March 20, 2011

MUSEUM?:

The worst nuclear plant accident in history: Live from Chernobyl (Charles Q. Choi, Mar 15, 2011, Scientific American)

Although Chernobyl might be safe for a day of tourism, living there is another question. The Ukrainian government did allow people who originally lived in the exclusion zone to resettle on an individual basis. For instance, some areas within 30 kilometers of the explosions are relatively clean, and the elderly would probably not absorb unhealthy levels of radiation in what time they had left, Chumak says.

However, some places remain too dangerous for resettlement. "People might be allowed to live in the 30-kilometer zone, but I don't expect anyone to live within the 10-kilometer zone, ever," Chumak says. "There's some plutonium there."

Officials there did say I should look out for wildlife in the zone. "A mad wolf attacked six people here recently," Malyshev says.

The disaster's impact on wildlife in the zone remains hotly contested. For instance, radiation biologist Ron Chesser at Texas Tech University in Lubbock and his colleagues suggest the area is thriving with life now that humans have left, finding that the wild boar population there has grown 10 to 15 times than what it was before the accident, and that other fauna are often seen in the area, such as wolves, rabbits, red deer, black storks and moose. Their genetic work suggests that any effects of radiation are subtle enough to not lead to any mutations passed down across generations, with the animals perhaps acclimatizing to any damage by boosting their genetic repair mechanisms. As bad as the radiation is, the effects of humans on the environment might have been worse, Chesser concludes.

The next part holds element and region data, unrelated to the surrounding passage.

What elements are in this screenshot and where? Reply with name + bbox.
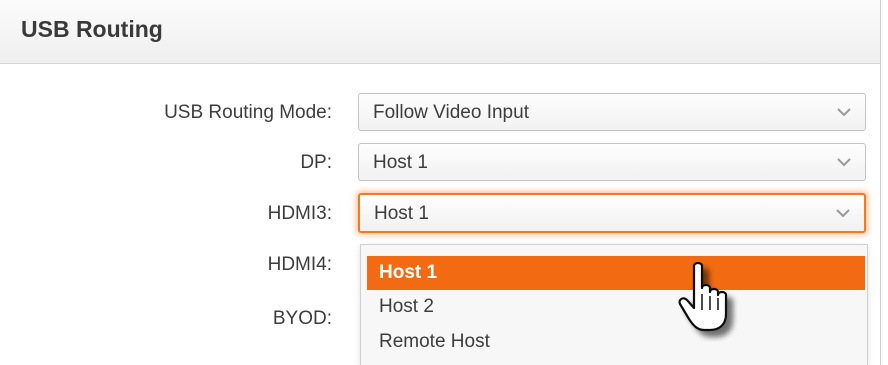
chevron-down-icon xyxy=(837,158,851,167)
panel-title: USB Routing xyxy=(21,16,163,42)
hdmi3-dropdown-list: Host 1 Host 2 Remote Host xyxy=(360,244,868,365)
panel-header: USB Routing xyxy=(0,0,880,64)
hdmi3-select[interactable]: Host 1 xyxy=(358,193,866,233)
hand-pointer-icon xyxy=(678,261,728,332)
hdmi3-value: Host 1 xyxy=(374,203,429,224)
usb-routing-mode-label: USB Routing Mode: xyxy=(164,102,332,123)
dropdown-option-host-2[interactable]: Host 2 xyxy=(367,290,865,324)
dp-select[interactable]: Host 1 xyxy=(358,143,866,181)
chevron-down-icon xyxy=(836,209,850,218)
usb-routing-mode-value: Follow Video Input xyxy=(373,102,529,123)
hdmi3-label: HDMI3: xyxy=(267,203,332,224)
hdmi4-label: HDMI4: xyxy=(267,254,332,275)
dropdown-option-host-1[interactable]: Host 1 xyxy=(367,256,865,290)
chevron-down-icon xyxy=(837,108,851,117)
usb-routing-mode-select[interactable]: Follow Video Input xyxy=(358,93,866,131)
dp-value: Host 1 xyxy=(373,152,428,173)
dropdown-option-remote-host[interactable]: Remote Host xyxy=(367,325,865,359)
usb-routing-panel: USB Routing USB Routing Mode: Follow Vid… xyxy=(0,0,881,365)
byod-label: BYOD: xyxy=(272,308,332,329)
dp-label: DP: xyxy=(300,152,332,173)
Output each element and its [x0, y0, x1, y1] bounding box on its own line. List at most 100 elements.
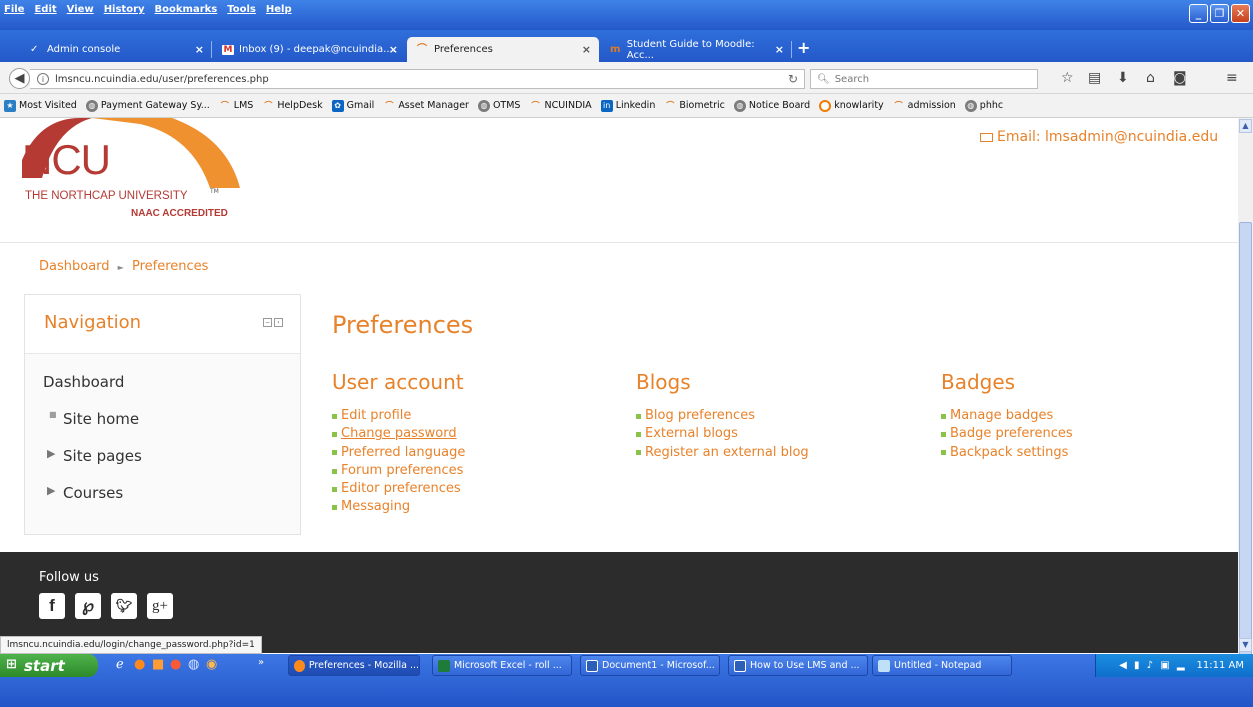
bookmark-notice-board[interactable]: ◍ Notice Board	[733, 99, 811, 112]
opera-icon[interactable]: ●	[170, 657, 181, 672]
download-icon[interactable]: ⬇	[1117, 70, 1129, 86]
ie-icon[interactable]: ℯ	[116, 657, 124, 672]
bookmark-label: Asset Manager	[398, 100, 469, 111]
bookmark-label: Most Visited	[19, 100, 77, 111]
link-register-external-blog[interactable]: Register an external blog	[636, 444, 809, 462]
close-tab-icon[interactable]: ×	[195, 43, 204, 56]
taskbar-excel[interactable]: Microsoft Excel - roll ...	[432, 655, 572, 676]
maximize-button[interactable]: ❐	[1210, 4, 1229, 23]
nav-item-dashboard[interactable]: Dashboard	[43, 373, 124, 391]
link-edit-profile[interactable]: Edit profile	[332, 407, 465, 425]
collapse-block-icon[interactable]: −	[263, 318, 272, 327]
menu-bookmarks[interactable]: Bookmarks	[155, 4, 218, 15]
overflow-chevron-icon[interactable]: »	[258, 657, 264, 668]
taskbar-word-2[interactable]: How to Use LMS and ...	[728, 655, 868, 676]
tab-admin-console[interactable]: ✓ Admin console ×	[20, 37, 212, 62]
logo-tm: TM	[210, 188, 219, 195]
taskbar-notepad[interactable]: Untitled - Notepad	[872, 655, 1012, 676]
tab-inbox[interactable]: M Inbox (9) - deepak@ncuindia.... ×	[212, 37, 406, 62]
close-window-button[interactable]: ✕	[1231, 4, 1250, 23]
twitter-icon[interactable]: 🐦︎	[111, 593, 137, 619]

On the other hand, biologist Tim Mousseau at the University of South Carolina at Columbia and his colleagues have found that species richness of forest birds was reduced by more than half when comparing sites with normal background levels of radiation to sites with the highest levels in the exclusion zone, and the numbers of bumblebees, grasshoppers, butteries, dragonflies and spiders decreased too. Analysis of more than 7,700 barn swallows in Chernobyl and other areas in Ukraine and Europe suggested ones from in or near the exclusion zone had higher levels of abnormalities such as deformed toes, beaks and eyes or aberrant coloration, and recent work also suggests that birds living in areas with high levels of radiation around Chernobyl have smaller brains.

Both teams stand by their own work and suggest the other made errors related to geographic variability.

So what can tourists see at Chernobyl? One can often see and feed giant catfish in the 22-square-kilometer nuclear power plant cooling pond, although during cold weather, the pond is frozen over and covered in snow. In the distance, one can also see a giant radar grid roughly 150 meters high—taller than the Great Pyramid of Giza's current height—once meant to track any nuclear missiles launched from the United States. "It needed a lot of power, which is why it was near Chernobyl," Chumak explains.

The city of Pripyat, abandoned after the accident, is frozen in time, with the Communist hammer and sickle still adorning streetlights here. Nature is reclaiming the area, with white birch and green pines hiding many of the blocky Soviet buildings and animal tracks fresh on the snow still covering the ground here in the first week of March.

By a dock near a riverside cafe in Pripyat, the scientists I traveled with started gathering pussy willows, completely unbidden. These flowers bloom under the snow, and the men want to bring them back for International Women's Day on March 8. "These mean spring," says physicist Vitalii Volosky at the Research Center for Radiation Medicine in Kiev.

Despite the official announcement, tourism to Chernobyl is nothing new—trips have been going there for about a decade. The recent publicity regarding tourism may have its roots in the economic impact of Chernobyl—even two decades after the disaster, roughly 6 percent of the national budgets of both Ukraine and Belarus were still devoted to Chernobyl-related benefits and programs, according to a 2005 report from the Chernobyl Forum, comprised of eight United Nations agencies and the governments of Ukraine, Belarus and Russia. "There is this motivation there to do what can be done to return some of this land to productive use," Mousseau says.

Among those who lived through the disaster, the idea of tourism to Chernobyl brings up strong emotions, just as it might for New Yorkers dealing with 9/11. "If we are wise, we will make Chernobyl a museum for humankind just like Hiroshima and Nagasaki," Chumak says.


Over a million people live in Hiroshima today.